That being said, I really like Hughes style (powerslam) and hope he sticks to his bread and butter style that got him the title in the first place and that he doesn't try and stand with GSP like he did last time.  I think if he goes in and implements his plan he will win (yeah, I know and if you can score more touchdowns than the other guy you will win too) but if he tries trading for a bit first I think GSP will be able to throw him off track and then implement his plan and win.

I really want to see the Liddell vs. Silva as well. Chuck really needs the win to stay competitive for the title.


----------



## TheArtofDave (Dec 5, 2007)

I like the style of Matt Hughes. However, where he throws people off in his arrogance. He comes off as a very arrogant fighter so his other good points can be over looked.

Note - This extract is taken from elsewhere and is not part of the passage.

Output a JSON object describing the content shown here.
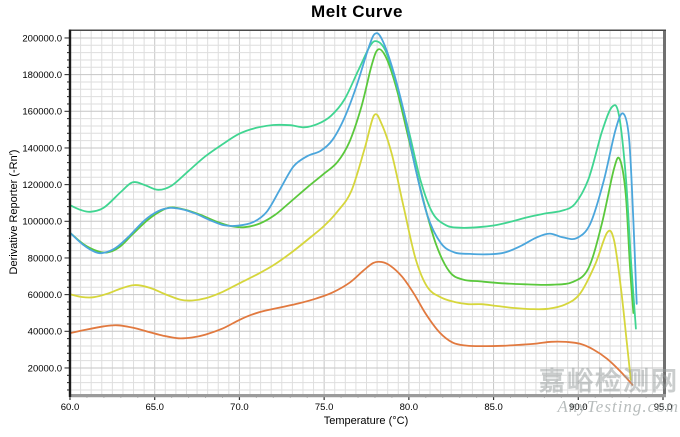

However, GSP on the other hand talks more with his actions than with his mouth. Which is comforting when the pre-fight tape usually shows both fighter jacking their jaws over who will win.

It should be a good fight and while Hughes may have a slight advantage I'd hope that GSP could score an upset but it should be a great fight regardless.


----------



## Omar B (Dec 5, 2007)

I really do hope GSP wins.  Though I like Hughes as an athlete and fighter his attitude turns me off.

Anybody been keeping up with tis seasons TUF?  I love watching Serra who's a real Sensei teach while Hughes who's a fighter and has little experience teaching does show in his fighters performance.


----------



## Perpetual White Belt (Dec 5, 2007)

Omar B said:


> I really do hope GSP wins. Though I like Hughes as an athlete and fighter his attitude turns me off.
> 
> Anybody been keeping up with tis seasons TUF? I love watching Serra who's a real Sensei teach while Hughes who's a fighter and has little experience teaching does show in his fighters performance.


 
I agree on Serra's coaching ability.  I'm refusing to watch the finals now that Mac after being warned twice about punching the John in the back of the head was then allowed to punch John in the back of the head 3 more times to get work into the rear naked, and then Tommy after being warned twice about his finger placement then jabs George in the eye with no repercussions win!?!  Come on!  I thought by now Big John would be a better ref than that!

I actually hope Hughes wins the fight with GSP so I can see Serra submit or KO him in the spring.


----------



## guitokenpoisabela (Dec 6, 2007)

i hate that last episode ,,i was hoping see serra team in the final.... hughes,i only hope he lose. the fight with serra and hughes i am sure they will fight no matter what happend ,they will meet. 

 i am in the club : "we hate matt hughes"


----------



## Omar B (Dec 6, 2007)

I didnt see last night's show (out with family) but I'm saddened to hear that George is out.  That was the one guy who acted like an adult and displayed martial spirit all year.


----------